Book review on “Youth and substance abuse” by Kathryn Daley.

Reviews must be headed by a full bibliographic citation that includes the author’s name, the book’s title, the place of publication, publisher, date of publication, and number of pages. • The review itself usually begins with an introduction that reveals the reviewer’s arguments. The first paragraph usually repeats the book’s author and title as it provides a springboard for the rest of the essay. Effective first paragraphs also offer a very brief overview of the book’s content, the book’s purpose or audience, and the reviewer’s general reaction and evaluation. • The next set of paragraphs offers a critical evaluation. These paragraphs, which constitute the heart of the essay, typically discuss some of the following issues: how well the book has achieved its goal, the possibilities the book suggest, what the author has omitted, what is most persuasive, and how it compares to other texts. As personal statements, critical appraisals reveal the critic. Readers must understand the reviewer’s own standards to evaluate their use and appropriateness. This requires reviewers to distinguish the book’s message from those of the reviewer. It also means that, since the entire review is the reviewer’s opinion, reviewers should avoid using the “first person” and long quotations. Typically, this section is done by having a paragraph devoted to each chapter; that is, you should summarize the content of each chapter, and do so in an evaluative manner. • Reviews conclude by directly commenting on the book, tying together the review’s key issues, noting the text’s overall effectiveness, and highlighting how the work makes a significant contribution to the study of adolescence. Reviews help readers form a clear idea of the book’s concerns and surrounding issues.
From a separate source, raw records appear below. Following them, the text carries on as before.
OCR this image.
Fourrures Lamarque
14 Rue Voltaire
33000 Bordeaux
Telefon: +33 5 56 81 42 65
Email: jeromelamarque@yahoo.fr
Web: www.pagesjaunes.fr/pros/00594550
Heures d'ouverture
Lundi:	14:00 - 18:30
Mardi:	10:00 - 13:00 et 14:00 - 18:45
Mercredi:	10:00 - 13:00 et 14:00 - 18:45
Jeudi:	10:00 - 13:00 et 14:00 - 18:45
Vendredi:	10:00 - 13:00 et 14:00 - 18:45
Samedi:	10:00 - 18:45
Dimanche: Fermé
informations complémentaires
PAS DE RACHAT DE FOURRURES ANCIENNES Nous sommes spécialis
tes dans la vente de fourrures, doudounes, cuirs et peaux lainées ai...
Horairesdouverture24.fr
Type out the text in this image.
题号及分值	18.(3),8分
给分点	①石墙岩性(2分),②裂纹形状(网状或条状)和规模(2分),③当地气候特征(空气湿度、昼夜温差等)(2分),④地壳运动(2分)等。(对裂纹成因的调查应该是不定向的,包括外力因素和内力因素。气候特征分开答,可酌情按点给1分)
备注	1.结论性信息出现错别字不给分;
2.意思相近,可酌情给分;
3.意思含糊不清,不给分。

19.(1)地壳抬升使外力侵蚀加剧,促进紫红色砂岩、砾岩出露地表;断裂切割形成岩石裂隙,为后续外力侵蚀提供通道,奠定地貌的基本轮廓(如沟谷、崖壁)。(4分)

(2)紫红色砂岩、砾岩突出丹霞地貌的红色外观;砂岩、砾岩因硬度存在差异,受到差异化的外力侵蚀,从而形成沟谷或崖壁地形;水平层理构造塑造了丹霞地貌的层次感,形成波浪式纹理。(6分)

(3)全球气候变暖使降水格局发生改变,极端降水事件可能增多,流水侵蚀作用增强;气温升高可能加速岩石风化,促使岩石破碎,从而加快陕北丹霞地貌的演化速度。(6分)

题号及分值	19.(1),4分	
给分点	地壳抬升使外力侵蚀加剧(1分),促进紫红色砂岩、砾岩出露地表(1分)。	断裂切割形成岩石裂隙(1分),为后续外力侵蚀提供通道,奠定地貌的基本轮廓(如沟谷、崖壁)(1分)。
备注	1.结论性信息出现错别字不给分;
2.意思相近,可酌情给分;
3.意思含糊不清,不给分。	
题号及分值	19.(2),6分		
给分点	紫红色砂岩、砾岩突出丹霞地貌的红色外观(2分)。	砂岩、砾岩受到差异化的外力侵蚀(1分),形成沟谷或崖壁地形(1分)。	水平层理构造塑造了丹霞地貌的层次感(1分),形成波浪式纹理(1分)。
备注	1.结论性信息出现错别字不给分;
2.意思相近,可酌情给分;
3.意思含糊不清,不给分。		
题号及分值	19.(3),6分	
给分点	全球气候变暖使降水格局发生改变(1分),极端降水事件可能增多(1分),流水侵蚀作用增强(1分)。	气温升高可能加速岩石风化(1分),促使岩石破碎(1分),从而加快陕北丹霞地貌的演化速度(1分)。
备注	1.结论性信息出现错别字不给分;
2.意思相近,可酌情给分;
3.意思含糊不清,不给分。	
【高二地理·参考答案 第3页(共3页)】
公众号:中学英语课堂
Focusing on ideas raised by books helps to make reviews helpful, respectful, and well-reasoned evaluations. This focus helps reviewers avoid being unnecessarily negative and “judgmental” by ensuring that they focus on what the book offers rather than on what it should have been. Like effective books, reviews promote understanding and further discussion; they engage and foster the deliberation of ideas worth considering.